The complaint alleges that plaintiff "is, and at all times herein mentioned was, a citizen of the United States residing in France," that two individual defendants are residents of the State of New York and the corporate defendant has its principal place of business in New York. The complaint avers that diversity jurisdiction exists because plaintiff "is a resident of a foreign state, while defendants are residents of the State of New York." The statute, 28 U.S.C. § 1332(a)(2), provides that "(a) The district courts shall have original jurisdiction of all civil actions where the matter in controversy exceeds the sum or value of $ 75,000, exclusive of interest and costs, and is between...(2) citizens of a State and citizens or subjects of a foreign state."
However, plaintiff's complaint speaks of residence whereas the statute speaks of citizenship. The two are not synonymous.
It appears in fact that defendants are citizens of the State of New York. But for jurisdiction to exist under (a)(2) plaintiff would need to be a citizen of a foreign state, not merely a resident, and the complaint itself alleges that plaintiff is a citizen of the United States. Thus the case does not involve an action between citizens of the United States and a citizen of a foreign state. There is no jurisdiction under § 1332(a)(2).
In responding to the motion, plaintiff does not really defend the idea of jurisdiction based upon his location in France but shifts the ground to a discussion of his connection with California. Plaintiff has filed an affidavit stating that he was raised and educated in California commencing in 1948, and that while he has resided in France for the last several years (his attorney's brief says since 1990), he has maintained certain contacts with California, including a license to practice law, and a law office there which he states he has visited at least four times a year since living abroad. He has a California drivers' license. He recently solicited two San Francisco law offices for possible employment, although there is no indication of any affirmative response. Plaintiff's affidavit states that he has "not given up the idea of returning to California" and that he considers California as his domicile.
Are plaintiff's factual submissions sufficient to demonstrate a California domicile?

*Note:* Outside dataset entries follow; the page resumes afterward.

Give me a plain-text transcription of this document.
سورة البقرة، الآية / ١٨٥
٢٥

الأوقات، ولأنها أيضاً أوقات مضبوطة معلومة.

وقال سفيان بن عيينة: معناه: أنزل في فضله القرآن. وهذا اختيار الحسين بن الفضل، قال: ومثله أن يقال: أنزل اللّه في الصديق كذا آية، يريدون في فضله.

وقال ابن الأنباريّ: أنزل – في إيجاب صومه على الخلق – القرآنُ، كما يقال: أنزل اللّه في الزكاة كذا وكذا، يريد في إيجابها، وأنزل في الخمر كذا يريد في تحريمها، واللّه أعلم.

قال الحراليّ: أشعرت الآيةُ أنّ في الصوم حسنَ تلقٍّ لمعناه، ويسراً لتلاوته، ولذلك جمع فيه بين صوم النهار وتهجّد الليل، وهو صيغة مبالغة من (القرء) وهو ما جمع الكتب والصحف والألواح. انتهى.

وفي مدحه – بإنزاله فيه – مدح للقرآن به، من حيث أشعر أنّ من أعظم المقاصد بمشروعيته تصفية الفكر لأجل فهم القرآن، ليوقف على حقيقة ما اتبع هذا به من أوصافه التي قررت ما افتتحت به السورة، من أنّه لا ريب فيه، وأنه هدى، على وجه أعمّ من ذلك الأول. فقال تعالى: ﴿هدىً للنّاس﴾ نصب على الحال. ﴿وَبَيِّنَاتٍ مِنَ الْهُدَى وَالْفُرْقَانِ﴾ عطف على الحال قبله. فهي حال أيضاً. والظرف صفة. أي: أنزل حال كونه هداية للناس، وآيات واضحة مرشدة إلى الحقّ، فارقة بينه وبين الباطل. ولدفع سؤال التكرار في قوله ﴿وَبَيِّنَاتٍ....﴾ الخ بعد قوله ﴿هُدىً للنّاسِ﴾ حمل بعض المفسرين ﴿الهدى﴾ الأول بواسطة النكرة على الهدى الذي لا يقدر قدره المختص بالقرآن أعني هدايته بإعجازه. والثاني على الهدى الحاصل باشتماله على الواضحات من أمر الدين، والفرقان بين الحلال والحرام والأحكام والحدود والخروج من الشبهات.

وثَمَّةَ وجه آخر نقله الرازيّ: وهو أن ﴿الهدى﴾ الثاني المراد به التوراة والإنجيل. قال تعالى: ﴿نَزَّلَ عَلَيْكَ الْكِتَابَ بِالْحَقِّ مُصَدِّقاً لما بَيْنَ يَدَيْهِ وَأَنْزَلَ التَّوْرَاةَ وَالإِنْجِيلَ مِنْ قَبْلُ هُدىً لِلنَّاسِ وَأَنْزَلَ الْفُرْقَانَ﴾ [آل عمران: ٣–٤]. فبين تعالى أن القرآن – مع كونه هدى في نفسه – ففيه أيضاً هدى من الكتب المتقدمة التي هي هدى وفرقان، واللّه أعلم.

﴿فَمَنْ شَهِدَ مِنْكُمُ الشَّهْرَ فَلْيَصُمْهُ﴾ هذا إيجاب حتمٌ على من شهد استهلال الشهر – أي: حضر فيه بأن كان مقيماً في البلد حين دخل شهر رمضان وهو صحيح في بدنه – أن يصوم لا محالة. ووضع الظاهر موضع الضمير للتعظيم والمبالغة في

To the extent that plaintiff now argues for a California domicile, it would appear that he might be attempting to lay a basis for jurisdiction under § 1332(a)(1), which would, of course, allow a citizen of California to invoke diversity jurisdiction in a suit against citizens of New York. A person is a citizen of a state of the United States within the meaning of 28 U.S.C. § 1332 if he is a citizen of the United States and is domiciled within the state in question. Newman-Green Inc. v. Alfonzo-Larrain, 490 U.S. 826, 828, 104 L. Ed. 2d 893, 109 S. Ct. 2218 (1989).
However, plaintiff's factual submission is not sufficient to demonstrate a California domicile. Plaintiff's affidavit is entirely lacking in details about what his living in France has involved. Plaintiff provides no information about exactly where he lives, what kind of a residence he has, whether he has any family in France, or what professional activities he carries out in France.
Moreover, despite the discussion of domicile to some extent, neither plaintiff's affidavit nor his attorney's brief actually asserts the claim that there is jurisdiction on the basis of a California domicile or makes a request to amend the complaint to assert such a claim.
The action is dismissed for lack of subject matter jurisdiction.